Nobara was the first distro I installed on both my office computer and my Asus H5600 laptop. On my office computer, I haven't had any problems, even though it's a rolling release. However, I did run into some issues on my Asus laptop.
I installed it and it worked fine at first, but after a while, when I tried to edit with DaVinci Resolve—since I have a hybrid graphics card (integrated AMD and dedicated NVIDIA)—it didn't detect the card correctly and didn't work properly, no matter how much I configured the connection with Primus and so on. I installed the ASUS ROG Control to force it to always use the dedicated GPU. Later, I configured it to reboot into power-saving mode (all via the terminal, since the graphical interface wasn’t working for this) and it went into a kernel panic; according to the AI reports, the system became corrupted.

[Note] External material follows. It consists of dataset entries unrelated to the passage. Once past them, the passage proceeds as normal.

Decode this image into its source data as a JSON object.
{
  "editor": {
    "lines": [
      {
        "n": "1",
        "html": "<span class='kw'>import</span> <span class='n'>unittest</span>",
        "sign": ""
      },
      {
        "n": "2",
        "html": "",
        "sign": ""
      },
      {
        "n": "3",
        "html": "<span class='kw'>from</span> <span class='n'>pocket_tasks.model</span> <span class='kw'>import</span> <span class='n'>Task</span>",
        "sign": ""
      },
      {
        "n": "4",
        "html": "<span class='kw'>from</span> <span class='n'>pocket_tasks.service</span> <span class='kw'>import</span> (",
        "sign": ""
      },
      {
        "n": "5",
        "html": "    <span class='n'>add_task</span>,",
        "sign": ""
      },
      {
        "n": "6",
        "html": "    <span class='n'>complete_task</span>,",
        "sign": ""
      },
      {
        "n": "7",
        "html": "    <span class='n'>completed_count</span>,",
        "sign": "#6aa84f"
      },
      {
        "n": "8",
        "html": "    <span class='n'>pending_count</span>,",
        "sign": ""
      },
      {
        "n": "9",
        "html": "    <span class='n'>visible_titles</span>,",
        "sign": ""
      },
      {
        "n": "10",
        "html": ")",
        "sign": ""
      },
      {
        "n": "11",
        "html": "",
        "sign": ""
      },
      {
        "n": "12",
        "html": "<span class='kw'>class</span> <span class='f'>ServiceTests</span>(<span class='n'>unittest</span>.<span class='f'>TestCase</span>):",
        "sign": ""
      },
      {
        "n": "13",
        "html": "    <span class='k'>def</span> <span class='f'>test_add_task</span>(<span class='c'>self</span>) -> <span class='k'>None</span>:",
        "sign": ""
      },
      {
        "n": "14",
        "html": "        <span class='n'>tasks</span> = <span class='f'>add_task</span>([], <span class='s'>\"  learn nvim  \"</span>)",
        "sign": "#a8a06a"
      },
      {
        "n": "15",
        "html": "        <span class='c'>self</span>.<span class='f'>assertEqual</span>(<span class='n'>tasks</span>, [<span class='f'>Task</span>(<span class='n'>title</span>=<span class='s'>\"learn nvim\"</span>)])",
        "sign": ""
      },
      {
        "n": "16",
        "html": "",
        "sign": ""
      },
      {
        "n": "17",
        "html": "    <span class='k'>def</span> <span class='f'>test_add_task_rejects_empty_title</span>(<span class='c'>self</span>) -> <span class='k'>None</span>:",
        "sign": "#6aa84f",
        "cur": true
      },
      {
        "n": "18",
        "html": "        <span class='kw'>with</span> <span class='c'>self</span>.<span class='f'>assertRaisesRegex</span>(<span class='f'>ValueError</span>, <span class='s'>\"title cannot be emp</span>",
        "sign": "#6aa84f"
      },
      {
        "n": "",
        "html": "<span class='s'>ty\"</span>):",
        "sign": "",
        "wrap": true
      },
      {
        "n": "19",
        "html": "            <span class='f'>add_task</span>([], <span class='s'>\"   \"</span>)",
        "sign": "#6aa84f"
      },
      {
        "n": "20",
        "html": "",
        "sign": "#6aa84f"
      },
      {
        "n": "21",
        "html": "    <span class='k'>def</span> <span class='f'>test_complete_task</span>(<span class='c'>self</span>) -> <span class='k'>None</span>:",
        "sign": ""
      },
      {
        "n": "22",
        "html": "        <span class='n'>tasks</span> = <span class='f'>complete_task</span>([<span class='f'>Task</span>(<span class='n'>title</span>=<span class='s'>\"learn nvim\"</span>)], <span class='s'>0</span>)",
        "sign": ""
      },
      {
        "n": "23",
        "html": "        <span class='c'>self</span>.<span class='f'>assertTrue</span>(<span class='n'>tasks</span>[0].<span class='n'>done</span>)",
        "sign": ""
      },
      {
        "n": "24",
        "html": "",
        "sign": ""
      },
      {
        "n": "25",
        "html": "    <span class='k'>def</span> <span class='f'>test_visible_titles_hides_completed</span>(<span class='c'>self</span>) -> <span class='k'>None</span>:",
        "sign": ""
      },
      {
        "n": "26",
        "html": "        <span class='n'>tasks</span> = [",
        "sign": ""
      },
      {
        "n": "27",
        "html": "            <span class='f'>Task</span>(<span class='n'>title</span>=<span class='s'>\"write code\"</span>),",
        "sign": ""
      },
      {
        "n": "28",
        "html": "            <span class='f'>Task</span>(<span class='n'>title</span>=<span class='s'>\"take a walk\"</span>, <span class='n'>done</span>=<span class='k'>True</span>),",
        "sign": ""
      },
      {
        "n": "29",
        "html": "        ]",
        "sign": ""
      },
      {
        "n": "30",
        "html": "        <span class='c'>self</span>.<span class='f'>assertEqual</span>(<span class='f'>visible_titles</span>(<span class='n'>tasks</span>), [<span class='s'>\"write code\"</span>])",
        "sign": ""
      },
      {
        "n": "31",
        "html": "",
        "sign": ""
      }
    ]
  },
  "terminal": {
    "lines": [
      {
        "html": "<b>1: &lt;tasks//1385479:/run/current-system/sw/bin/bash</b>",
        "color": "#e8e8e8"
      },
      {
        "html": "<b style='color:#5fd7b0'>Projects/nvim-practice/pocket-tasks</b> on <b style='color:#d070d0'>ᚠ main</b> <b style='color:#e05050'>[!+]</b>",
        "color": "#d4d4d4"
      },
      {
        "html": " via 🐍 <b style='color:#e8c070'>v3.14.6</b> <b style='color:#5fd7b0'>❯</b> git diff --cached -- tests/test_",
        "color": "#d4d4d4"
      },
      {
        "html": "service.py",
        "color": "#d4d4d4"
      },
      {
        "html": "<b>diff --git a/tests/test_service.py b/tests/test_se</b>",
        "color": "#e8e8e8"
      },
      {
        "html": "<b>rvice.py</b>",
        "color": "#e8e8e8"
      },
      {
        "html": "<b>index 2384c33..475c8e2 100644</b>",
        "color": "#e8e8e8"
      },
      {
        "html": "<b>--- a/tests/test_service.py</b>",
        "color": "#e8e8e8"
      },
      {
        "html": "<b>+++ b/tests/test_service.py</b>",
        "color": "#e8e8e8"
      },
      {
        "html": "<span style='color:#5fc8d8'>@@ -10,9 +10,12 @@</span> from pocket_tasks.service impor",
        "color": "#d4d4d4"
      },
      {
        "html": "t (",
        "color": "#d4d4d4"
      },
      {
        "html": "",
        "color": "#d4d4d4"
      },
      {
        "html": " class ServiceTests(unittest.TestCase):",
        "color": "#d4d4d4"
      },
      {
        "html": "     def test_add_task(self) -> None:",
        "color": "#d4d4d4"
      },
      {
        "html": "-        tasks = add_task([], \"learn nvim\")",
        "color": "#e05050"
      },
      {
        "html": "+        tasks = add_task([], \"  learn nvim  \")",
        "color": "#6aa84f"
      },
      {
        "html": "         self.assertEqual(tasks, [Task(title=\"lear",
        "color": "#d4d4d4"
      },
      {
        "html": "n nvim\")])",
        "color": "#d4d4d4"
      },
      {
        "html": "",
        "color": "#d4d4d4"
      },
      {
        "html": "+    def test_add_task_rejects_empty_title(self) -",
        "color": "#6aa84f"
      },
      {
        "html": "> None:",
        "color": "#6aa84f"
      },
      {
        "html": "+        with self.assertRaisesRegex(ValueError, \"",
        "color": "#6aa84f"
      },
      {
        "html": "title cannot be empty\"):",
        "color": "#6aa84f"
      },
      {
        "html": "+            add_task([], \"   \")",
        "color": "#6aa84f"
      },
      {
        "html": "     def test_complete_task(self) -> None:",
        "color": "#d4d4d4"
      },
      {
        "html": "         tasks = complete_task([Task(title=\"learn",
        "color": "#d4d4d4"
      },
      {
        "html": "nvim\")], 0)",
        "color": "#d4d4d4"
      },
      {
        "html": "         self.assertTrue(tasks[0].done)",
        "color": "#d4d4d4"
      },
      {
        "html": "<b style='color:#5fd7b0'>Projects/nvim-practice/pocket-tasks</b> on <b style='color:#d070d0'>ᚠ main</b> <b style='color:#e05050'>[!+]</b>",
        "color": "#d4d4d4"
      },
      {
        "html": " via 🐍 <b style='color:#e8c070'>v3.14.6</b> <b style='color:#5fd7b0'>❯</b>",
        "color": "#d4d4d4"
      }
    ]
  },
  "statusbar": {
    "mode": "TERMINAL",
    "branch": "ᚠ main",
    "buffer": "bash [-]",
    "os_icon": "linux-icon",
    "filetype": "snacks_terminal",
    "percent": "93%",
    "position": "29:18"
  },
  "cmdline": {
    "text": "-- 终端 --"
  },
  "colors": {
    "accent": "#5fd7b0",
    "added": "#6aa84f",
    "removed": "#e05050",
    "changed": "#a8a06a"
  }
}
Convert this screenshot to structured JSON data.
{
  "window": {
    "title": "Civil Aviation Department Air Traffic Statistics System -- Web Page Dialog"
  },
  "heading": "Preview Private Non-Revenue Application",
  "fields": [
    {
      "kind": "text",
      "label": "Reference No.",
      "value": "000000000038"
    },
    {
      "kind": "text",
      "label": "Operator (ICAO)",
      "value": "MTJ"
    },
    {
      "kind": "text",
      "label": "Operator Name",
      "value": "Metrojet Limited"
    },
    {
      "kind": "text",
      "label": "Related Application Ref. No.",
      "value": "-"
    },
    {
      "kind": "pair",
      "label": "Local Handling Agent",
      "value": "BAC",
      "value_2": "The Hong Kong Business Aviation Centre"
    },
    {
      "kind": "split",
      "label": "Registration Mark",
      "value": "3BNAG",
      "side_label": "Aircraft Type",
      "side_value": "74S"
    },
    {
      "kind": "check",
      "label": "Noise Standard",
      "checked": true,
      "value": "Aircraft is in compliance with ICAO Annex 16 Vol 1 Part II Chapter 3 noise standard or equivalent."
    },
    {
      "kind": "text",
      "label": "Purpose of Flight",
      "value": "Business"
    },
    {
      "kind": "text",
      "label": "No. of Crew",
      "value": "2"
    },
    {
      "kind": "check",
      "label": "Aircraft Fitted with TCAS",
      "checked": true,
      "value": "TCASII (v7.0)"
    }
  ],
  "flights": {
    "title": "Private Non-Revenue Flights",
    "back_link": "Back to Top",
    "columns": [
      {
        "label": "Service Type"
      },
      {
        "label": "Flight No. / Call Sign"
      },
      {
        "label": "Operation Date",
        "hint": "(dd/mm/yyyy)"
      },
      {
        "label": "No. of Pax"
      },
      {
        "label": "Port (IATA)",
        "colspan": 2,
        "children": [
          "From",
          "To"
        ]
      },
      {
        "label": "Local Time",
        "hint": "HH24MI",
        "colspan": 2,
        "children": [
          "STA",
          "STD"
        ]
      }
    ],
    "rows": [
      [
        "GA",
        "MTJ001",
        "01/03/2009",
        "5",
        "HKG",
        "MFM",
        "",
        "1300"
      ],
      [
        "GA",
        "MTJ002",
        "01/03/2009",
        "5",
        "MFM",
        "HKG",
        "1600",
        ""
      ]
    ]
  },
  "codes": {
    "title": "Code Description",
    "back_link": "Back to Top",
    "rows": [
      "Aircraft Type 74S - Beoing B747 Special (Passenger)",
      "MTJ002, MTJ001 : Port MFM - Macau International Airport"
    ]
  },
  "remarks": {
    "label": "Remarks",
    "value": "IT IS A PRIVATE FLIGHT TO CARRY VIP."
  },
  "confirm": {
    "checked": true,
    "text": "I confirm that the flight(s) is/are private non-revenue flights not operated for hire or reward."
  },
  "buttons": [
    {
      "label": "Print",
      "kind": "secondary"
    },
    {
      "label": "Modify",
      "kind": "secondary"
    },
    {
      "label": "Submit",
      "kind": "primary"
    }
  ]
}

I then installed POP OS with Genome, which had the option to launch in dedicated mode via the right-click menu, and I didn't have any issues with DaVinci Resolve.
However, I think I read here recently about some updates to Nobara this month (or last month) that added support for hybrid laptops like mine. And I just realized that they have a GNOME NVIDIA version. My questions are:
1 Does this update improve compatibility with my laptop?
2 Has anything been added to allow me to switch between dedicated, hybrid, and power-saving modes, like I can in Pop OS?